The first time I left the country, I was twenty-one. I’d just graduated from college and started working on my Master’s, and I took off on a whirlwind tour of Europe. In three weeks, I visited eight cities and stopped in half a dozen more. I did this on a tour that, unbeknownst to me until I landed in London, consisted primarily of overprivileged eighteen-year-olds. On the bus, there was a clear separation between those of us who were older and actually appreciated where we were, and those who were younger and were there primarily to take advantage of Europe’s lower drinking age. I wanted to tell these second ones, “Kids, chill. In two months, you’ll be in college, and people will give you beer. I promise.” But that’s a story for another post.
Needless to say, the divided group was a recipe for disaster. What kept our ragtag bunch of young Americans in one piece was our tour guide, Vittor. Vittor was one of those people who seems to have been born for the sole purpose of shepherding tourists around unfamiliar continents. He spoke at least four languages, had no discernible nationality, and possessed an unidentifiable accent that could only be described as Vittor-ese. Vittor was tall and lanky and quickly determined who in his group had come to Europe for which purpose. As I boarded the bus on time each morning (not hungover) and asked him for directions to museums whenever we got to a new city, it didn’t take him long to figure out my purpose on that trip.
Whenever we reached a new destination, Vittor pulled out a batch of maps. He did not, however, have enough for all of us, so he asked, “Okay, who wants the map?” And it was first come, first serve. About a week into the trip, a lot of people stopped taking the maps (don’t need them to find the pubs, I guess), but I was still at the front of the line each time, hand out, ready for the blueprint that would chart my path through fresh terrain. By the end of the trip, neither I nor Vittor even had to ask—he automatically handed me a map every time.
The tour finished in Munich, where we were shuttled to the airport at the ungodliest of ungodly hours, and said our goodbyes to Vittor. When it was my turn, he gave me a hug and said, “Ah, Jessica. You always have the maps,” and here, he pulled back, hands on my shoulders, and said, “You always know where you are going.” I thanked him and got on a plane and got on another plane and something like fourteen hours later was back in California, where I’d spend the next two years earning my MFA and writing a book, which would only be one of many books I would write over the course of the rest of my life.
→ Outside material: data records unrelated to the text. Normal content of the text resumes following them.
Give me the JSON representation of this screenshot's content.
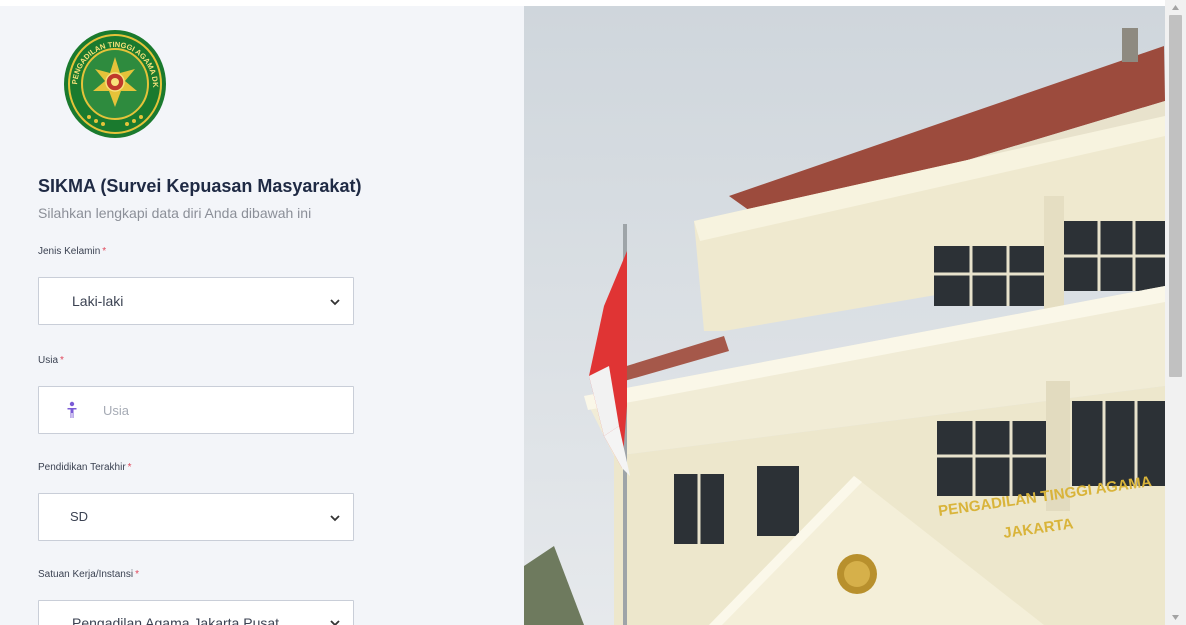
{
  "header": {
    "title": "SIKMA (Survei Kepuasan Masyarakat)",
    "subtitle": "Silahkan lengkapi data diri Anda dibawah ini"
  },
  "logo": {
    "icon": "court-seal-logo",
    "text": "PENGADILAN TINGGI AGAMA DKI JAKARTA",
    "colors": {
      "ring": "#1a7a2e",
      "gold": "#e5c33a"
    }
  },
  "form": {
    "required_marker": "*",
    "jenis_kelamin": {
      "label": "Jenis Kelamin",
      "value": "Laki-laki"
    },
    "usia": {
      "label": "Usia",
      "placeholder": "Usia",
      "icon": "person-icon"
    },
    "pendidikan": {
      "label": "Pendidikan Terakhir",
      "value": "SD"
    },
    "satuan_kerja": {
      "label": "Satuan Kerja/Instansi",
      "value": "Pengadilan Agama Jakarta Pusat"
    }
  },
  "photo": {
    "building_sign_line1": "PENGADILAN TINGGI AGAMA",
    "building_sign_line2": "JAKARTA"
  },
  "theme": {
    "panel_bg": "#f3f5f9",
    "title_color": "#1f2a44",
    "required_color": "#e0475b"
  }
}
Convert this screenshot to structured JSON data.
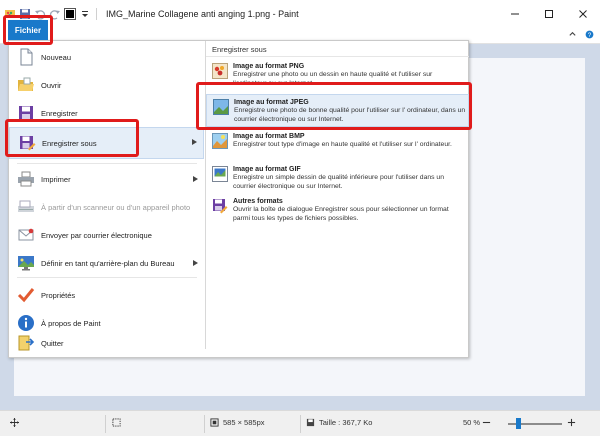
{
  "window": {
    "title": "IMG_Marine Collagene anti anging 1.png - Paint"
  },
  "ribbon": {
    "file_tab_label": "Fichier"
  },
  "menu": {
    "items": [
      {
        "label": "Nouveau",
        "icon": "new-file-icon"
      },
      {
        "label": "Ouvrir",
        "icon": "open-folder-icon"
      },
      {
        "label": "Enregistrer",
        "icon": "save-disk-icon"
      },
      {
        "label": "Enregistrer sous",
        "icon": "save-as-icon"
      },
      {
        "label": "Imprimer",
        "icon": "printer-icon"
      },
      {
        "label": "À partir d'un scanneur ou d'un appareil photo",
        "icon": "scanner-icon"
      },
      {
        "label": "Envoyer par courrier électronique",
        "icon": "email-icon"
      },
      {
        "label": "Définir en tant qu'arrière-plan du Bureau",
        "icon": "desktop-background-icon"
      },
      {
        "label": "Propriétés",
        "icon": "checkmark-icon"
      },
      {
        "label": "À propos de Paint",
        "icon": "info-icon"
      },
      {
        "label": "Quitter",
        "icon": "exit-icon"
      }
    ],
    "submenu": {
      "heading": "Enregistrer sous",
      "options": [
        {
          "title": "Image au format PNG",
          "desc": "Enregistrer une photo ou un dessin en haute qualité et l'utiliser sur l'ordinateur ou sur Internet."
        },
        {
          "title": "Image au format JPEG",
          "desc": "Enregistre une photo de bonne qualité pour l'utiliser sur l' ordinateur, dans un courrier électronique ou sur Internet."
        },
        {
          "title": "Image au format BMP",
          "desc": "Enregistrer tout type d'image en haute qualité et l'utiliser sur l' ordinateur."
        },
        {
          "title": "Image au format GIF",
          "desc": "Enregistre un simple dessin de qualité inférieure pour l'utiliser dans un courrier électronique ou sur Internet."
        },
        {
          "title": "Autres formats",
          "desc": "Ouvrir la boîte de dialogue Enregistrer sous pour sélectionner un format parmi tous les types de fichiers possibles."
        }
      ]
    }
  },
  "statusbar": {
    "dimensions": "585 × 585px",
    "size": "Taille : 367,7 Ko",
    "zoom": "50 %",
    "zoom_fraction": 0.5
  },
  "colors": {
    "accent": "#1979ca",
    "highlight_box": "#e01b1b",
    "canvas_bg": "#cfd9e8"
  }
}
I always knew where I was going.
I was thinking about that trip the other day, how it was over five years ago, that I haven’t left the country since then, that I finished my MFA three years ago, and how much has changed in that small amount of time. I thought of Vittor and the last thing he said to me, and I wondered if, even after only knowing me a few weeks, he could sense what kind of person I was. Could he see my drive, smell my intent, feel the vibrations of determination I gave off? Perhaps this is just wishful thinking, or merely the need to ascribe a sage wisdom to my disheveled guide, but I’ve always believed he meant what he said to me metaphorically as much as literally.
Now I want to tell him, “Ah, Vittor. If you could see me now.” I don’t have the maps. I don’t know where I’m going. I have ideas, but I’ve always had ideas. Of the many things I lack in this life, ideas will never be one of them. I have goals I’m trying to reach with less strain and agony than I used to, but I have no certainty that I will achieve them or that they’re right or that I won’t wake up tomorrow and realize, once again, I’ve beaten my way onto the wrong path. I have hopes and dreams, but I have no guarantee that the people necessary to make those a reality will find their way into my life, or I into theirs. What I wouldn’t give for an unkempt tour guide to hand me a map.
As I write this, I’m sitting on the couch, looking out on a gray sky and a setting citrine sun that’s throwing light onto the west sides of the trees. I am in Portland, Oregon, and I do not know how I got here. I mean, I can trace the decisions that led me here. I can even tell you the route I drove in my Honda Civic. But if you had asked me five years ago if I saw myself living in Portland, I would’ve said no. If you’d asked me six months ago if I saw myself staying in Portland forever, I would’ve said yes. If you asked me now, I’d say I don’t know.
There are a plethora of fist-in-the-air, march-onward quotes that say you don’t have to know your whole route, as long as you know your next step. That even if you don’t have everything you desire, you can find joy in what you do have. That what you want right now might not be what you want tomorrow, and so the One who is withholding it from you may be doing so for your own good. All of these tend to be unhelpful because all of them discount the fact that some of us go to Europe to look at art and like to have maps and want to know where we’re going and how we’ll get there. But realizing you don’t always know where you’re going is part of growing up (apparently), and learning how to sit on the bus and appreciate the scenery anyway may be one of the hardest things you’ll ever have to learn. You have to hope it’ll be worth it. You have to hope you’ll figure it out. You have to hope that someone has a map, even if that someone isn’t you, and trust that He knows where you’re going.